Tesla CEO Elon Musk, whose $44 billion deal for the Twitter buyout is on track to close on Friday, has reportedly revealed his plans for the social media employees after he takes over the company. There were rumours that Elon Musk is planning to cut 75 per cent jobs after the Twitter buyout. Recently, in an address to Twitter employees at the company’s San Francisco office, Elon Musk denied the previously reported number, said the people familiar with the matter.

Elon Musk said that he doesn’t plan to cut 75 per cent jobs at Twitter after the deal is closed. Elon Musk is still expected to cut staff as part of the takeover, causing anxiety among workers.

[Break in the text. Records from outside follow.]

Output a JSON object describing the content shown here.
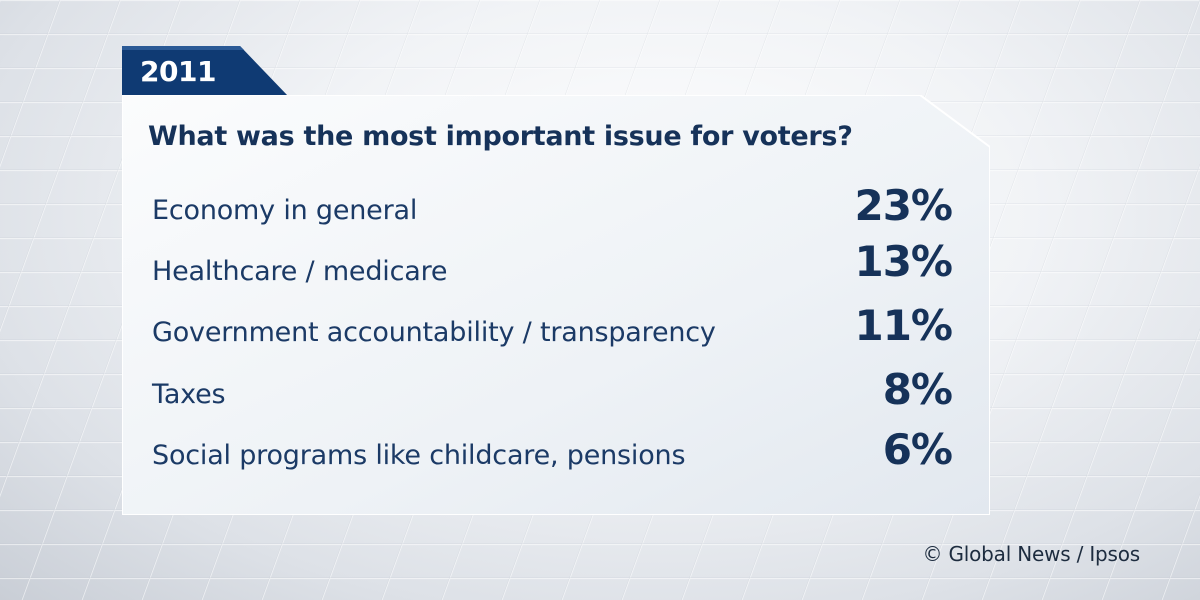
{
  "year_tab": "2011",
  "chart_data": {
    "type": "table",
    "title": "What was the most important issue for voters?",
    "rows": [
      {
        "label": "Economy in general",
        "value": "23%"
      },
      {
        "label": "Healthcare / medicare",
        "value": "13%"
      },
      {
        "label": "Government accountability / transparency",
        "value": "11%"
      },
      {
        "label": "Taxes",
        "value": "8%"
      },
      {
        "label": "Social programs like childcare, pensions",
        "value": "6%"
      }
    ],
    "values": [
      23,
      13,
      11,
      8,
      6
    ]
  },
  "credit": "© Global News / Ipsos",
  "colors": {
    "tab_blue": "#0f3a73",
    "text_navy": "#163259",
    "card_fill": "#f4f7fa"
  }
}
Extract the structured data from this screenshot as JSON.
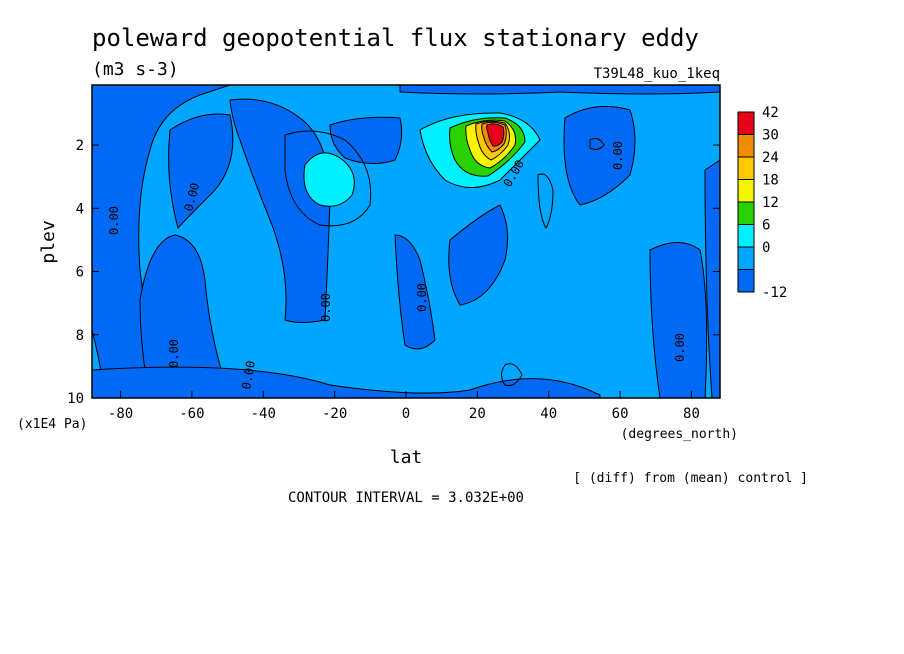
{
  "header": {
    "title": "poleward geopotential flux stationary eddy",
    "units": "(m3 s-3)",
    "run": "T39L48_kuo_1keq"
  },
  "chart_data": {
    "type": "heatmap",
    "title": "poleward geopotential flux stationary eddy",
    "subtitle": "(m3 s-3)",
    "xlabel": "lat",
    "ylabel": "plev",
    "x_unit": "(degrees_north)",
    "y_unit": "(x1E4 Pa)",
    "xlim": [
      -88,
      88
    ],
    "ylim": [
      10,
      0.1
    ],
    "x_ticks": [
      "-80",
      "-60",
      "-40",
      "-20",
      "0",
      "20",
      "40",
      "60",
      "80"
    ],
    "y_ticks": [
      "2",
      "4",
      "6",
      "8",
      "10"
    ],
    "colorbar": {
      "levels": [
        "42",
        "30",
        "24",
        "18",
        "12",
        "6",
        "0",
        "-12"
      ],
      "colors": [
        "#e8001a",
        "#f28c00",
        "#ffc800",
        "#f5f500",
        "#28d200",
        "#00f0ff",
        "#00a6ff",
        "#0069f5"
      ]
    },
    "contour_labels": [
      "0.00",
      "0.00",
      "0.00",
      "0.00",
      "0.00",
      "0.00",
      "0.00",
      "0.00",
      "0.00"
    ],
    "contour_interval": "CONTOUR INTERVAL = 3.032E+00",
    "note": "[ (diff) from (mean) control ]"
  }
}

Earlier on Thursday, Elon Musk posted a video clip of himself walking into the offices carrying a kitchen sink. He changed his Twitter profile description to read “Chief Twit."

The social-media company’s workforce now numbers about 7,500, and many employees are greeting the prospect of ownership by Elon Musk with trepidation.

The billionaire expects to double revenue within three years, a person familiar with the matter said last week. In recent days, fears have been growing about a major reduction in headcount or another reorganization, another person said.


Elon Musk recently posted a tweet to Twitter advertisers, saying he was buying the company “to try to help humanity, whom I love." The billionaire said when done right, advertising can “delight, entertain and inform you." In order for that to be true, Elon Musk added, Twitter needs to run ads that are relevant to users’ needs.

The Twitter buyout deal is expected to close by 5 pm (New York time) on Friday, as bankers and lawyers from both sides rush to finalise the paperwork.

Completing the transaction would mark the culmination of a months-long saga that saw Elon Musk amass a big stake in the company, agree to join its board before changing his mind and then embark on a hasty quest to take Twitter private.

Elon Musk offered $54.20 a share for the company and his efforts to back out of the transaction sent the shares roughly 40% below the offer price in July.